Researcher hopes to find new treatment for people with Cystic Fibrosis using phage therapy
Dr Jessica Lewis
Researcher Dr Jessica Lewis has been awarded part of a £1.3 million pot of funding to explore bacteriophage treatments for people with cystic fibrosis.
The funding, from Cystic Fibrosis Trust, will enable her to investigate whether new combinations of bacteriophage could be used to treat those with the severe lung infection caused by Burkholderia cepacia complex (BCC).
Phage therapy uses viruses known as bacteriophages to infect and kill bacteria. Unlike antibiotics, which often kill good bacteria, phages are highly specific and only target particular strains of bacteria to treat diseases in humans and animals. The difficultly, however, is finding phages and making the right combinations to treat the infection.
Dr Lewis, from the University of Leicester, aims to harness the biobank facilities in the University’s Becky Mayer Centre for Phage Research over the next 3 years to find new and effective treatments for BCC infections in people with cystic Fibrosis (CF).
The inherited genetic condition causes the body to produce thick, sticky mucus which builds up and clogs the lungs and other organs, leading to severe infections and chronic digestive issues.
Dr Lewis knows only too well how dangerous CF can be, having lost a childhood friend to the condition.
She said: “My research will be done in memory of my friend, Simone, who I lost to CF and who is never far from my mind.
“When I went to University, I lived only 15 minutes away from the hospital treating her, so I would visit whenever she was admitted and try and cheer her up.
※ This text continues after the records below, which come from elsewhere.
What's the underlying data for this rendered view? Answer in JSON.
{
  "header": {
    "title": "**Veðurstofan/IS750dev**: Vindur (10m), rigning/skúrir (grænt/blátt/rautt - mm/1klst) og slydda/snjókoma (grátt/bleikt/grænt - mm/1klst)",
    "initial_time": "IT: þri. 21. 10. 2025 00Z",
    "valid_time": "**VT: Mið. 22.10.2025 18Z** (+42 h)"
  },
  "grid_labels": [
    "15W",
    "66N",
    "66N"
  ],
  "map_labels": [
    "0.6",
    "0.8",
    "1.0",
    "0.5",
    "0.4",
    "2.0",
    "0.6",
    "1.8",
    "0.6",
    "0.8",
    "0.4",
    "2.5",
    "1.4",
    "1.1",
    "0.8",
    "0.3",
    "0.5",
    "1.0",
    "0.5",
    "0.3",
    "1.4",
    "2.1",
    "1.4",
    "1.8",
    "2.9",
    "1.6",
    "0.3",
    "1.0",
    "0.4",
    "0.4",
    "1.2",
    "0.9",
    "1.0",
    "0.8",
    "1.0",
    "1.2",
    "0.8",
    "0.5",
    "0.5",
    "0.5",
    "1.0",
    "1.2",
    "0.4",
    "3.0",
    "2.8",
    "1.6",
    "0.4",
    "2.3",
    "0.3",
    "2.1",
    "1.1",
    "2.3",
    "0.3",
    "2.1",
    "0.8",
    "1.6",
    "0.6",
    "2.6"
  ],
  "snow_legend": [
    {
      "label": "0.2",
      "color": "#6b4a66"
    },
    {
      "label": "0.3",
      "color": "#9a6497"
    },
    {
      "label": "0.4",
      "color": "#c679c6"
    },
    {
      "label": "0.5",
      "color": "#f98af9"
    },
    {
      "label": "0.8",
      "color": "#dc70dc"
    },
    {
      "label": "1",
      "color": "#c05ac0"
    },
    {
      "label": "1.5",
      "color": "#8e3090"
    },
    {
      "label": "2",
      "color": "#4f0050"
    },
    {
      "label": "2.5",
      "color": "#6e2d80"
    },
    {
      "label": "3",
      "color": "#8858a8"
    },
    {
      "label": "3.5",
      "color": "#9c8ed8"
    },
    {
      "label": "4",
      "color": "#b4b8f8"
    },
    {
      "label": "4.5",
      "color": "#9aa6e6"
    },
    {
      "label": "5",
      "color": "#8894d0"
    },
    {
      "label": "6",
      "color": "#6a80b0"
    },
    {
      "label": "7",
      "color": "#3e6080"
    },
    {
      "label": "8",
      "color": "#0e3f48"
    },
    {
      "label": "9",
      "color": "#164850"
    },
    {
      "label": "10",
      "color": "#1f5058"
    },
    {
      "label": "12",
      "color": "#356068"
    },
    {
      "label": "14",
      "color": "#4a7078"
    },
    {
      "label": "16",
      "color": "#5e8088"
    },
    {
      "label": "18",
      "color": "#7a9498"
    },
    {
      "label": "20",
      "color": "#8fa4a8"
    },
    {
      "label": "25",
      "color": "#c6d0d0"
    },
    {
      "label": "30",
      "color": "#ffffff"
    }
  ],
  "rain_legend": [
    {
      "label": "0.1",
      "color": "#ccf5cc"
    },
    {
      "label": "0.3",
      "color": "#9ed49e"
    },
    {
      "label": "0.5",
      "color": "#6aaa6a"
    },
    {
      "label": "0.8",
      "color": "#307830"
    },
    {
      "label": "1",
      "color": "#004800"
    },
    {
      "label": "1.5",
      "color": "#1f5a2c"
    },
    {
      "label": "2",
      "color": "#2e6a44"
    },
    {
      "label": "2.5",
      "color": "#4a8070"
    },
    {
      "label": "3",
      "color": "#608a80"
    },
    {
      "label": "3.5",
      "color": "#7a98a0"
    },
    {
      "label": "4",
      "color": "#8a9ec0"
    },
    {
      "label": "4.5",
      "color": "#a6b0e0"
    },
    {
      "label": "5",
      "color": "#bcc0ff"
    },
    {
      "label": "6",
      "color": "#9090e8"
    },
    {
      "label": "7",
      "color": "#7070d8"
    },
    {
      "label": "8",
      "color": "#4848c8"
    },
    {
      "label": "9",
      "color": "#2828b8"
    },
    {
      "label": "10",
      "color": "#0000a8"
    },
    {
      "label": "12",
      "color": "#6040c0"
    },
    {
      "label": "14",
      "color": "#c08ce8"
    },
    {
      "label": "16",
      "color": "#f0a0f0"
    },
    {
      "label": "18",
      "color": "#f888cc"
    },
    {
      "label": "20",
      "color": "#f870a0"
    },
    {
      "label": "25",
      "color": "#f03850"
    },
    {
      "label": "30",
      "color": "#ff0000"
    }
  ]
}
We did little craft projects together to make her room on the isolation respiratory ward a bit of a happier place to be.
“Since I was learning microbiology, we'd chat about different bacteria, particularly ones she had an infection of, and I'd tell her the 'fun facts' (like Pseudomonas can make your breath smell like grapes). She passed away just before her 22nd birthday, but her younger brother is still living with CF.
“I didn't know then that my work would lead me to phage therapy but I hope that I can optimise phage treatments for BCC lung infections in people with CF, and provide a more streamlined and faster access to phage treatments for those who really need them.”
Cystic fibrosis lung disease is characterised by repeated cycles of infection and inflammation that cause lung damage. Work to understand inflammation in CF, how best to measure it, or how to treat it is ongoing.
Dr Paula Sommer, Head of Research Awards and Partnerships at Cystic Fibrosis Trust said: “Lung infections in people with CF caused by bacteria in the Burkholderia cepacia complex are very difficult to treat due to antimicrobial resistance.
Bacteriophage therapy offers a different way to effectively treat these infections. We're excited to fund research in this area - effective phage treatments have the potential to reduce lung damage and improve the quality of life for those affected.”
Dr Andrew Millard, Co-lead of the Becky Mayer Centre for Phage Research added: “Jess`s work demonstrates the growing interest and huge potential in phage therapy to tackle some of the most difficult infections faced by people with cystic fibrosis.
“The project will help develop more effective and targeted treatments for people with Burkholderia cepacia complex infections, and we’re excited to see the impact it could have for the CF community."